Hawke's Bay summer fruit growers are encouraged by more students signing up for seasonal picking work, but remain "pretty sombre" ahead of a picker shortfall at harvest.
Industry body Summerfruit NZ's interim chief executive Richard Palmer said the mood was grim among the region's growers.
"Part of the challenge in Hawke's Bay of course is there's a housing shortage already," he said.
That means it will be a struggle to accommodate the New Zealanders coming in for picking from outside the region.
The horticulture and viticulture industries at large are facing a seasonal worker shortage with both working holidaymakers and Recognised Seasonal Employment (RSE) workers unable to come from overseas due to Covid.
Palmer said working holidaymakers typically make up 60 per cent of the summer fruit harvest workforce, with less than 20 per cent of that group still in the country with a visa to work.
He said growers were "pretty sombre".
"This is not just about our growers and their businesses. This is about New Zealand's regional economy, New Zealand's recovery from Covid."
Palmer said the country can't afford to squander an opportunity to maximise production output in an export-focused primary industry.
"The thing is, we're not asking for money from the government, we're asking for some decisions on supporting the labour need," he said.
Palmer said measures to engage the student population in harvest work have been pretty successful.
"We've got lots of students signing up pre-Christmas, our challenge now is getting the post-Christmas piece," he said.
The Ministry for Primary Industries (MPI) partnered with Student Job Search (SJS) in order to connect students looking for work with seasonal employers over the coming months.
Camelot Fresh Fruit Company managing director Stewart Burns said it would be really good for summer fruit growers if they could engage a greater student workforce than normal.
"It's actually really heartening for growers to feel like the students are looking for that work, and hopefully it's a good partnership because it could be a continuing longer-term relationship with some students," he said.
Camelot grows and packs summer fruit in Twyford, west of Hastings.
Burns said about 20 per cent of Camelot's packhouse staff have been students for previous harvest seasons, but this year the proportion will be more like 40 per cent.
He said they are feeling good about being able to fill the labour gap caused by the absence of working holidaymakers for 2020.
"We've almost filled our packhouse roles for the season, still got a few more roles to fill in the orchard," Burns said.
The need is relatively urgent, with picking starting in the next two or three weeks as the harvest season, which runs from December through February, approaches.

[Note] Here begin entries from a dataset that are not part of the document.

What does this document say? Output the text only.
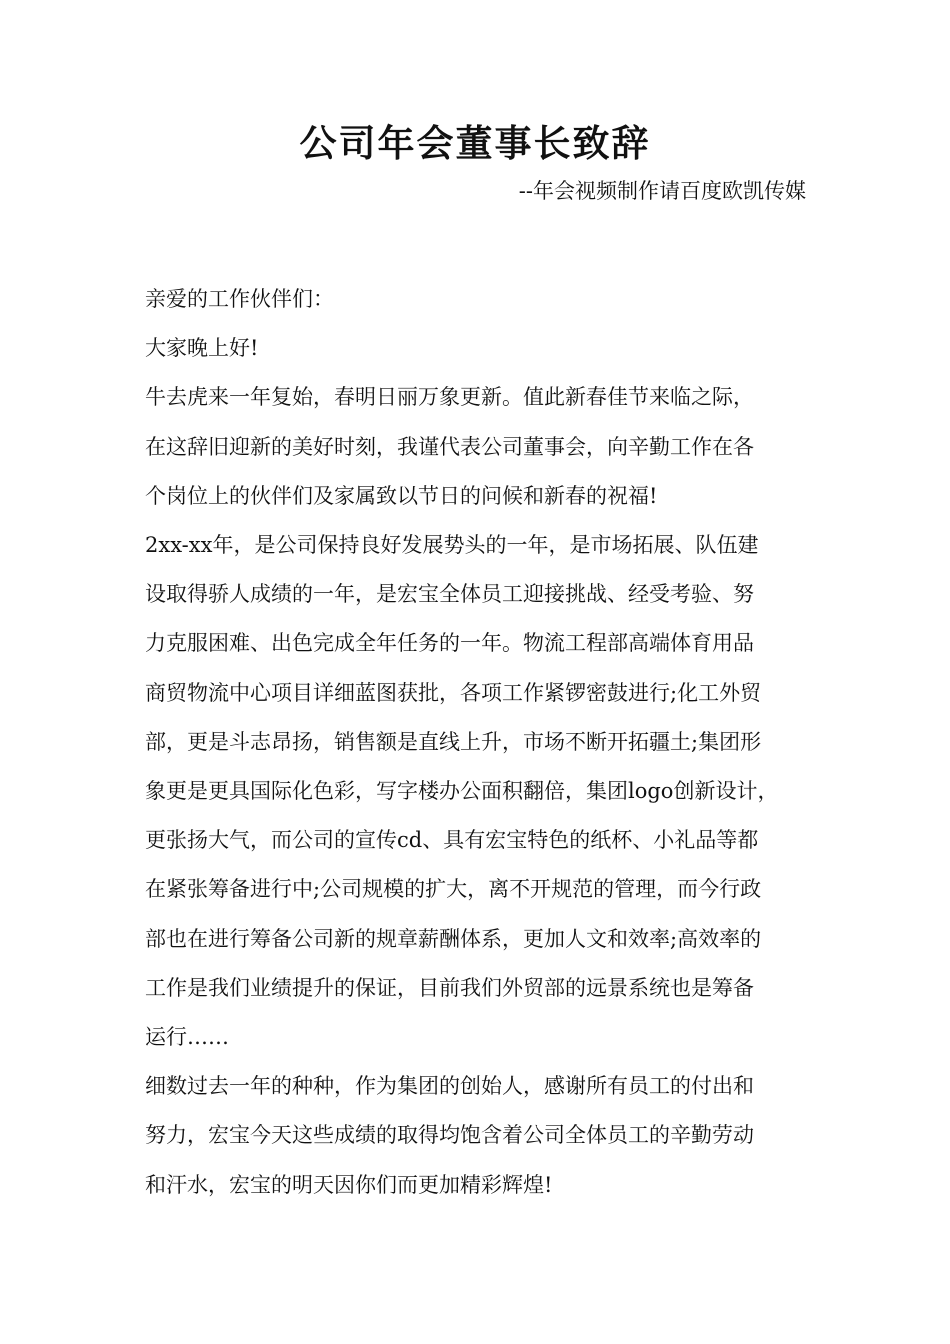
公司年会董事长致辞

--年会视频制作请百度欧凯传媒

亲爱的工作伙伴们：

大家晚上好!

牛去虎来一年复始，春明日丽万象更新。值此新春佳节来临之际，
在这辞旧迎新的美好时刻，我谨代表公司董事会，向辛勤工作在各
个岗位上的伙伴们及家属致以节日的问候和新春的祝福!

2xx-xx年，是公司保持良好发展势头的一年，是市场拓展、队伍建
设取得骄人成绩的一年，是宏宝全体员工迎接挑战、经受考验、努
力克服困难、出色完成全年任务的一年。物流工程部高端体育用品
商贸物流中心项目详细蓝图获批，各项工作紧锣密鼓进行;化工外贸
部，更是斗志昂扬，销售额是直线上升，市场不断开拓疆土;集团形
象更是更具国际化色彩，写字楼办公面积翻倍，集团logo创新设计，
更张扬大气，而公司的宣传cd、具有宏宝特色的纸杯、小礼品等都
在紧张筹备进行中;公司规模的扩大，离不开规范的管理，而今行政
部也在进行筹备公司新的规章薪酬体系，更加人文和效率;高效率的
工作是我们业绩提升的保证，目前我们外贸部的远景系统也是筹备
运行……

细数过去一年的种种，作为集团的创始人，感谢所有员工的付出和
努力，宏宝今天这些成绩的取得均饱含着公司全体员工的辛勤劳动
和汗水，宏宝的明天因你们而更加精彩辉煌!
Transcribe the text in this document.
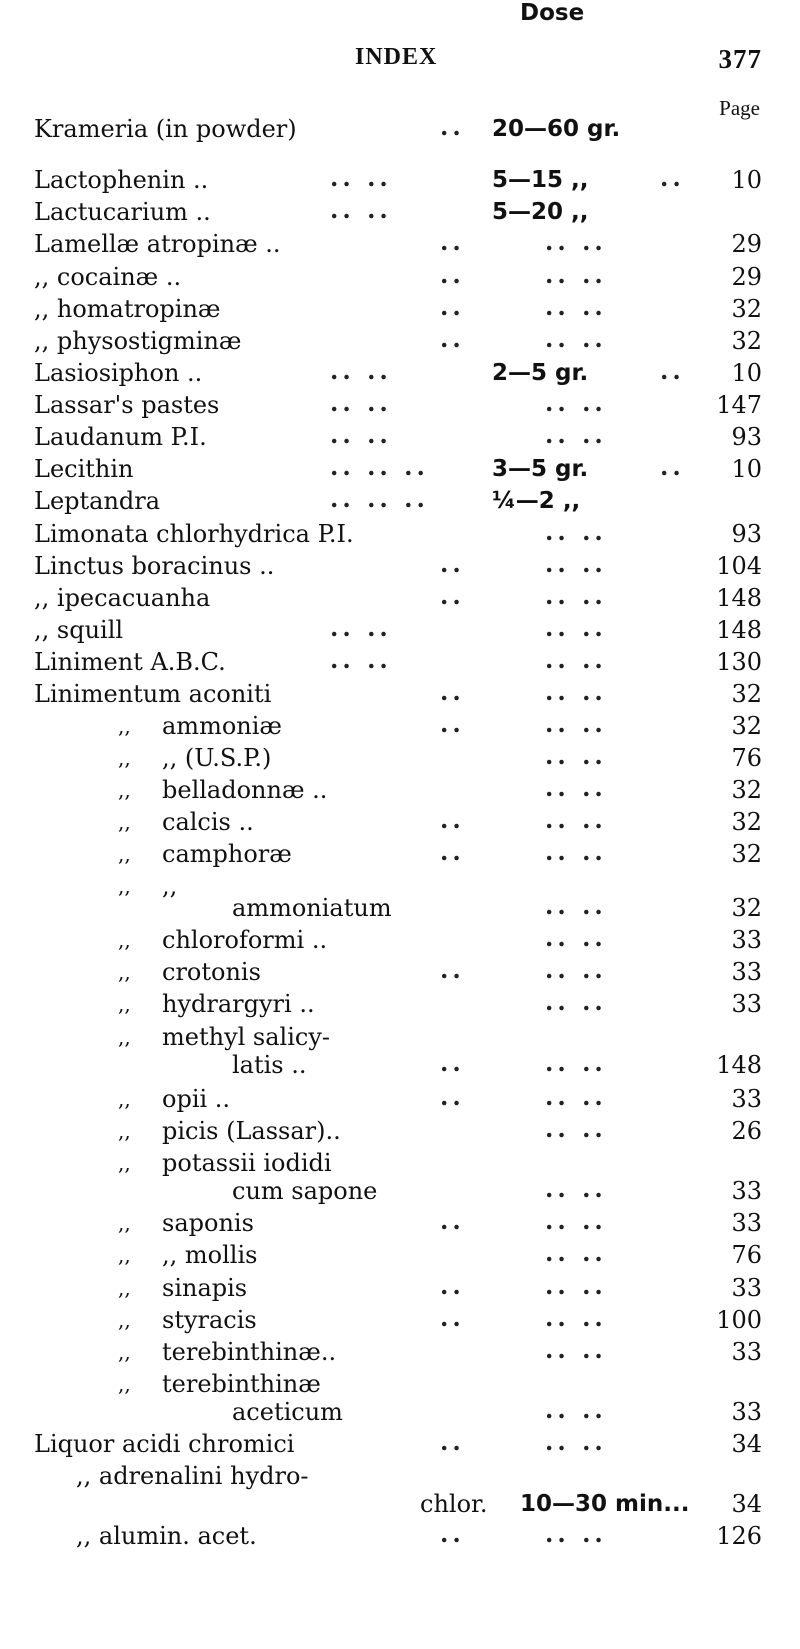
INDEX	377
Dose
Page
Krameria (in powder)	.. 20—60 gr.
Lactophenin ..	.. ..	5—15 ,,	.. 10
Lactucarium ..	.. ..	5—20 ,,
Lamellæ atropinæ ..	..	.. ..	29
,, cocainæ ..	..	.. ..	29
,, homatropinæ	..	.. ..	32
,, physostigminæ	..	.. ..	32
Lasiosiphon ..	.. ..	2—5 gr.	.. 10
Lassar's pastes	.. ..	.. ..	147
Laudanum P.I.	.. ..	.. ..	93
Lecithin	.. .. ..	3—5 gr.	.. 10
Leptandra	.. .. ..	¼—2 ,,
Limonata chlorhydrica P.I.	.. ..	93
Linctus boracinus ..	..	.. ..	104
,, ipecacuanha	..	.. ..	148
,, squill	.. ..	.. ..	148
Liniment A.B.C.	.. ..	.. ..	130
Linimentum aconiti	..	.. ..	32
,, ammoniæ	..	.. ..	32
,, ,, (U.S.P.)	.. ..	76
,, belladonnæ ..	.. ..	32
,, calcis ..	..	.. ..	32
,, camphoræ	..	.. ..	32
,, ,,
ammoniatum	.. ..	32
,, chloroformi ..	.. ..	33
,, crotonis	..	.. ..	33
,, hydrargyri ..	.. ..	33
,, methyl salicy-
latis ..	..	.. ..	148
,, opii ..	..	.. ..	33
,, picis (Lassar)..	.. ..	26
,, potassii iodidi
cum sapone	.. ..	33
,, saponis	..	.. ..	33
,, ,, mollis	.. ..	76
,, sinapis	..	.. ..	33
,, styracis	..	.. ..	100
,, terebinthinæ..	.. ..	33
,, terebinthinæ
aceticum	.. ..	33
Liquor acidi chromici	..	.. ..	34
,, adrenalini hydro-
chlor. 10—30 min... 34
,, alumin. acet.	..	.. ..	126
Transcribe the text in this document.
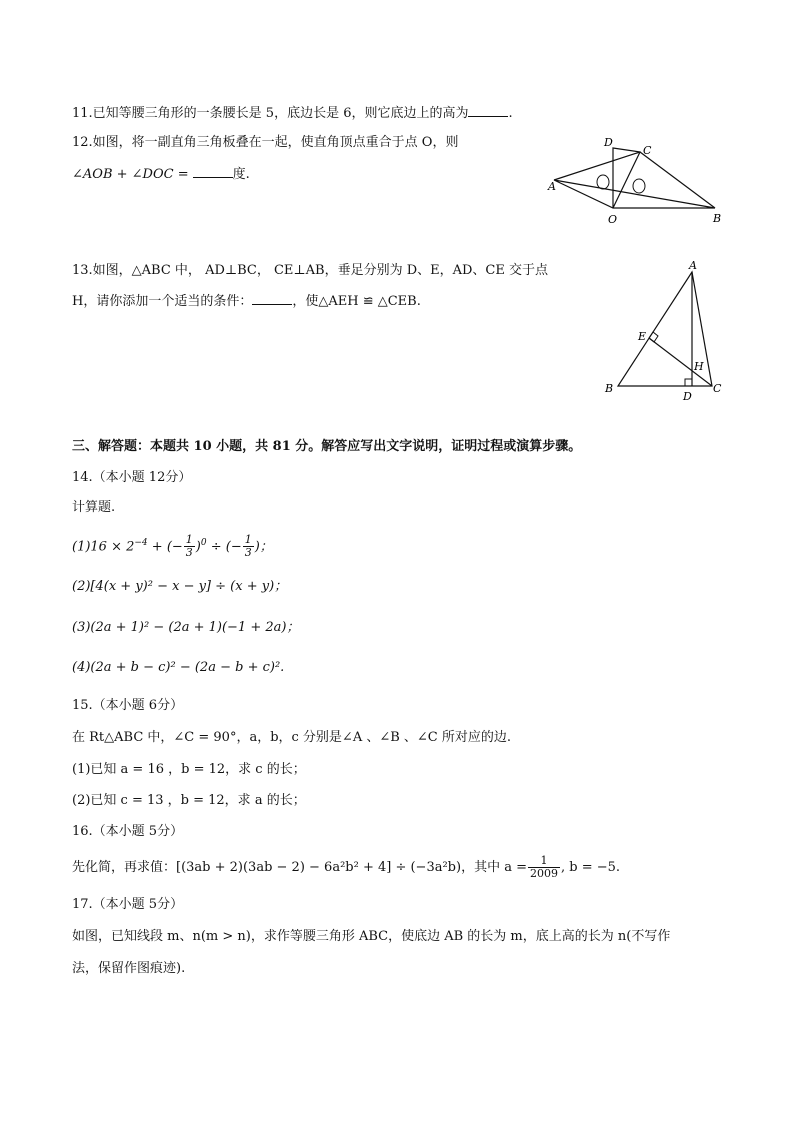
11.已知等腰三角形的一条腰长是 5，底边长是 6，则它底边上的高为	.
12.如图，将一副直角三角板叠在一起，使直角顶点重合于点 O，则
∠AOB + ∠DOC =	度.
A
B
C
D
O
13.如图，△ABC 中， AD⊥BC， CE⊥AB，垂足分别为 D、E，AD、CE 交于点
H，请你添加一个适当的条件：	，使△AEH ≌ △CEB.
A
B	C
D
E
H
三、解答题：本题共 10 小题，共 81 分。解答应写出文字说明，证明过程或演算步骤。
14.（本小题 12分）
计算题.
$(1)16 \times 2^{-4}$ + (− $\frac{1}{3} )^0$ ÷ (− $\frac{1}{3}$ )；
(2)[4(x + y)² − x − y] ÷ (x + y)；
(3)(2a + 1)² − (2a + 1)(−1 + 2a)；
(4)(2a + b − c)² − (2a − b + c)².
15.（本小题 6分）
在 Rt△ABC 中，∠C = 90°，a，b，c 分别是∠A 、∠B 、∠C 所对应的边.
(1)已知 a = 16 ，b = 12，求 c 的长；
(2)已知 c = 13 ，b = 12，求 a 的长；
16.（本小题 5分）
先化简，再求值：[(3ab + 2)(3ab − 2) − 6a²b² + 4] ÷ (−3a²b)，其中 $a = \frac{1}{2009}$ , b = −5.
17.（本小题 5分）
如图，已知线段 m、n(m > n)，求作等腰三角形 ABC，使底边 AB 的长为 m，底上高的长为 n(不写作
法，保留作图痕迹).
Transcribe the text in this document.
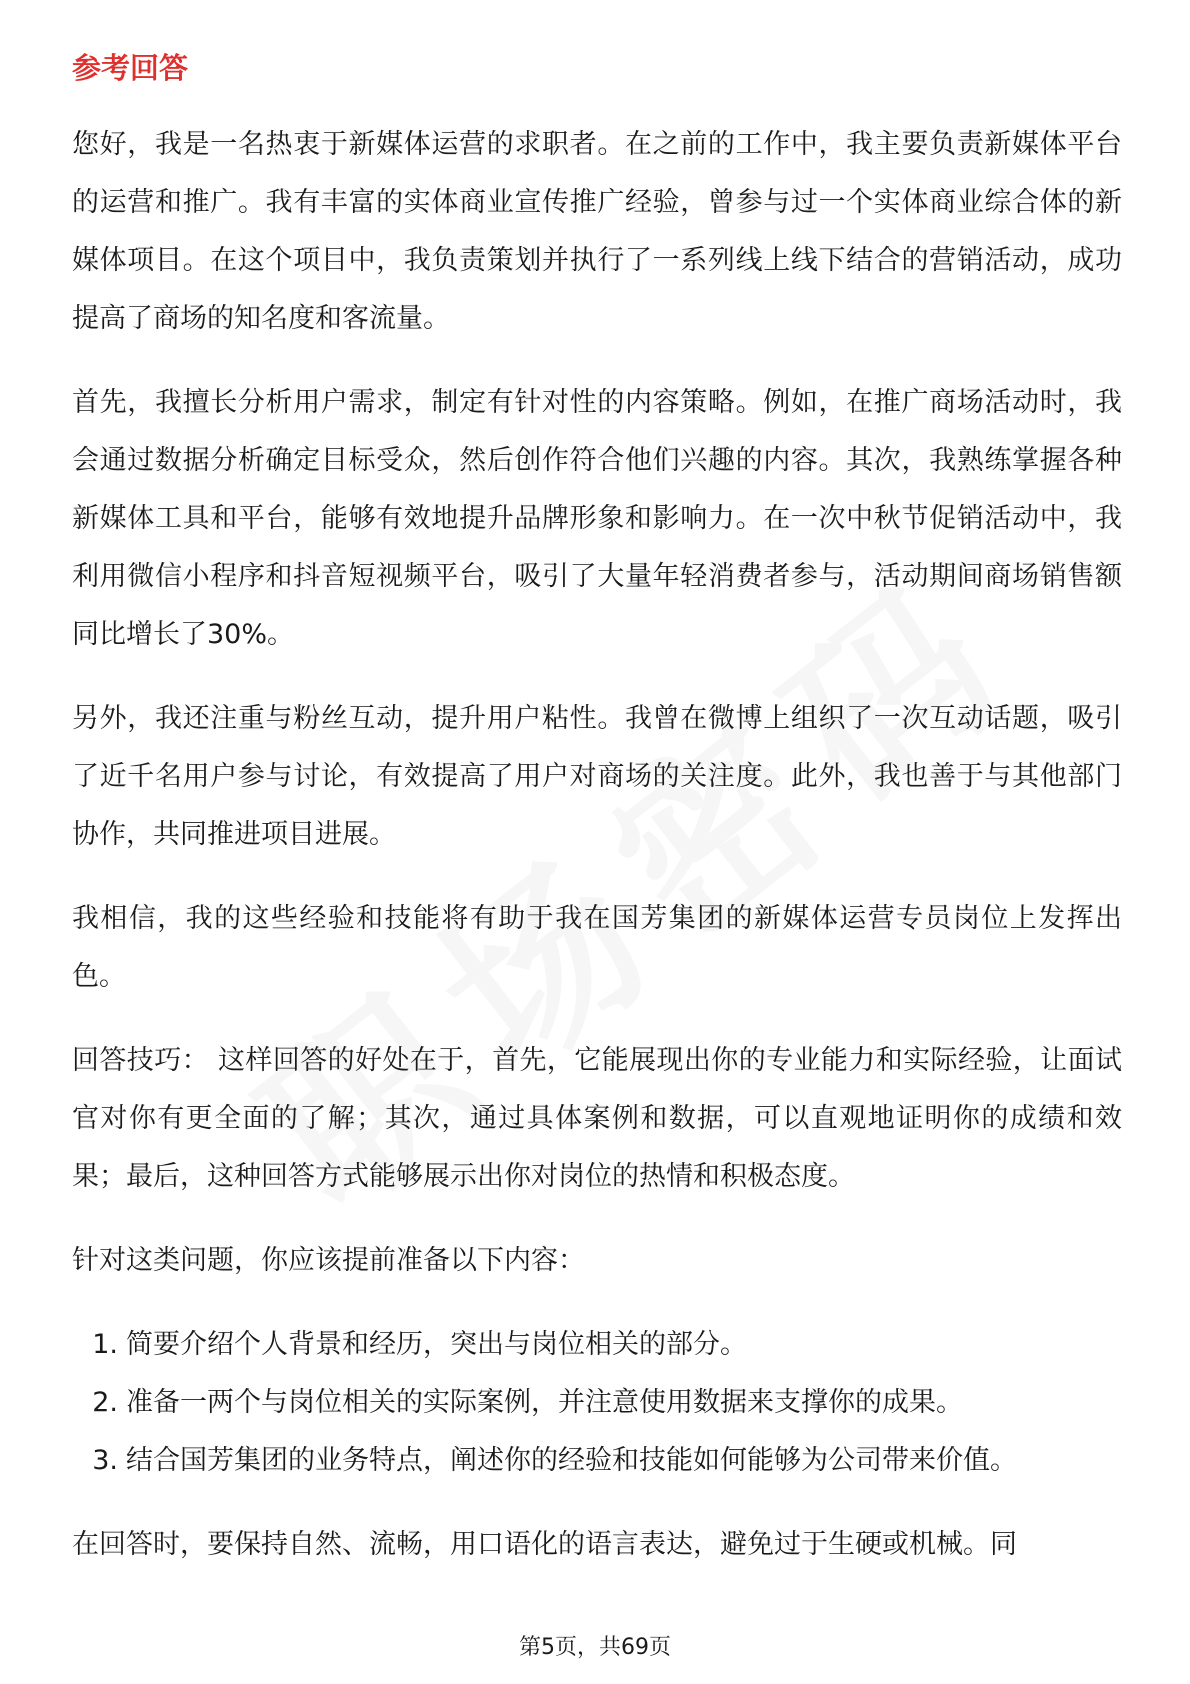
参考回答

您好，我是一名热衷于新媒体运营的求职者。在之前的工作中，我主要负责新媒体平台的运营和推广。我有丰富的实体商业宣传推广经验，曾参与过一个实体商业综合体的新媒体项目。在这个项目中，我负责策划并执行了一系列线上线下结合的营销活动，成功提高了商场的知名度和客流量。

首先，我擅长分析用户需求，制定有针对性的内容策略。例如，在推广商场活动时，我会通过数据分析确定目标受众，然后创作符合他们兴趣的内容。其次，我熟练掌握各种新媒体工具和平台，能够有效地提升品牌形象和影响力。在一次中秋节促销活动中，我利用微信小程序和抖音短视频平台，吸引了大量年轻消费者参与，活动期间商场销售额同比增长了30%。

另外，我还注重与粉丝互动，提升用户粘性。我曾在微博上组织了一次互动话题，吸引了近千名用户参与讨论，有效提高了用户对商场的关注度。此外，我也善于与其他部门协作，共同推进项目进展。

我相信，我的这些经验和技能将有助于我在国芳集团的新媒体运营专员岗位上发挥出色。

回答技巧： 这样回答的好处在于，首先，它能展现出你的专业能力和实际经验，让面试官对你有更全面的了解；其次，通过具体案例和数据，可以直观地证明你的成绩和效果；最后，这种回答方式能够展示出你对岗位的热情和积极态度。

针对这类问题，你应该提前准备以下内容：

1. 简要介绍个人背景和经历，突出与岗位相关的部分。
2. 准备一两个与岗位相关的实际案例，并注意使用数据来支撑你的成果。
3. 结合国芳集团的业务特点，阐述你的经验和技能如何能够为公司带来价值。

在回答时，要保持自然、流畅，用口语化的语言表达，避免过于生硬或机械。同

第5页，共69页
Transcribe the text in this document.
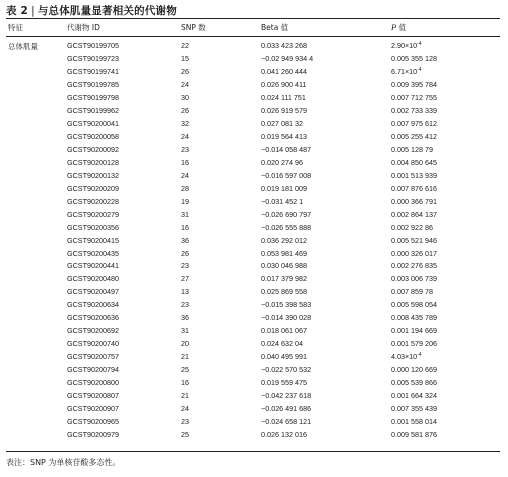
表 2 | 与总体肌量显著相关的代谢物
特征	代谢物 ID	SNP 数	Beta 值	P 值
总体肌量	GCST90199705	22	0.033 423 268	$2.90\times 10^{-4}$
GCST90199723	15	−0.02 949 934 4	0.005 355 128
GCST90199741	26	0.041 260 444	$6.71\times 10^{-4}$
GCST90199785	24	0.026 900 411	0.009 395 784
GCST90199798	30	0.024 111 751	0.007 712 755
GCST90199962	26	0.026 919 579	0.002 733 339
GCST90200041	32	0.027 081 32	0.007 975 612
GCST90200058	24	0.019 564 413	0.005 255 412
GCST90200092	23	−0.014 058 487	0.005 128 79
GCST90200128	16	0.020 274 96	0.004 850 645
GCST90200132	24	−0.016 597 008	0.001 513 939
GCST90200209	28	0.019 181 009	0.007 876 616
GCST90200228	19	−0.031 452 1	0.000 366 791
GCST90200279	31	−0.026 690 797	0.002 864 137
GCST90200356	16	−0.026 555 888	0.002 922 86
GCST90200415	36	0.036 292 012	0.005 521 946
GCST90200435	26	0.053 981 469	0.000 326 017
GCST90200441	23	0.030 046 988	0.002 276 835
GCST90200480	27	0.017 379 982	0.003 006 739
GCST90200497	13	0.025 869 558	0.007 859 78
GCST90200634	23	−0.015 398 583	0.005 598 054
GCST90200636	36	−0.014 390 028	0.008 435 789
GCST90200692	31	0.018 061 067	0.001 194 669
GCST90200740	20	0.024 632 04	0.001 579 206
GCST90200757	21	0.040 495 991	$4.03\times 10^{-4}$
GCST90200794	25	−0.022 570 532	0.000 120 669
GCST90200800	16	0.019 559 475	0.005 539 866
GCST90200807	21	−0.042 237 618	0.001 664 324
GCST90200907	24	−0.026 491 686	0.007 355 439
GCST90200965	23	−0.024 658 121	0.001 558 014
GCST90200979	25	0.026 132 016	0.009 581 876
表注：SNP 为单核苷酸多态性。
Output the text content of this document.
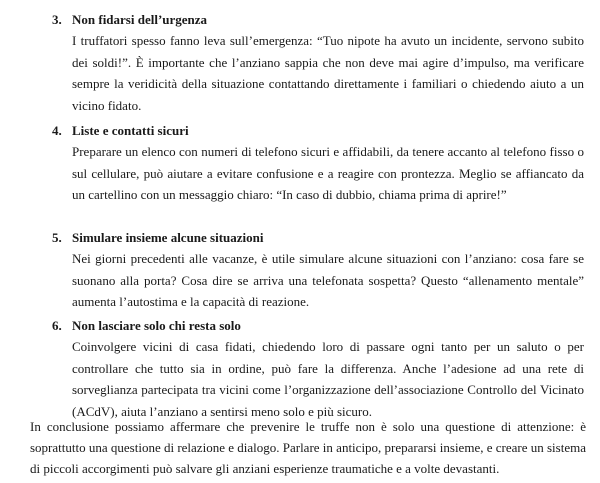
3. Non fidarsi dell’urgenza
I truffatori spesso fanno leva sull’emergenza: “Tuo nipote ha avuto un incidente, servono subito dei soldi!”. È importante che l’anziano sappia che non deve mai agire d’impulso, ma verificare sempre la veridicità della situazione contattando direttamente i familiari o chiedendo aiuto a un vicino fidato.
4. Liste e contatti sicuri
Preparare un elenco con numeri di telefono sicuri e affidabili, da tenere accanto al telefono fisso o sul cellulare, può aiutare a evitare confusione e a reagire con prontezza. Meglio se affiancato da un cartellino con un messaggio chiaro: “In caso di dubbio, chiama prima di aprire!”
5. Simulare insieme alcune situazioni
Nei giorni precedenti alle vacanze, è utile simulare alcune situazioni con l’anziano: cosa fare se suonano alla porta? Cosa dire se arriva una telefonata sospetta? Questo “allenamento mentale” aumenta l’autostima e la capacità di reazione.
6. Non lasciare solo chi resta solo
Coinvolgere vicini di casa fidati, chiedendo loro di passare ogni tanto per un saluto o per controllare che tutto sia in ordine, può fare la differenza. Anche l’adesione ad una rete di sorveglianza partecipata tra vicini come l’organizzazione dell’associazione Controllo del Vicinato (ACdV), aiuta l’anziano a sentirsi meno solo e più sicuro.
In conclusione possiamo affermare che prevenire le truffe non è solo una questione di attenzione: è soprattutto una questione di relazione e dialogo. Parlare in anticipo, prepararsi insieme, e creare un sistema di piccoli accorgimenti può salvare gli anziani esperienze traumatiche e a volte devastanti.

SJS chief executive Suzanne Boyd said her organisation was thrilled to be able to work with MPI to support one of our biggest industries through a challenging time.
"SJS is delighted to foster real-world connections between employers and students through this partnership, and we look forward to it flourishing over the coming months," Boyd said.
She said it would be difficult to predict exact numbers, but SJS does expect an increase in students taking up picking roles this summer, especially since industries where students tend to dominate (like hospitality and tourism) may have seen a decrease in job vacancies because of Covid.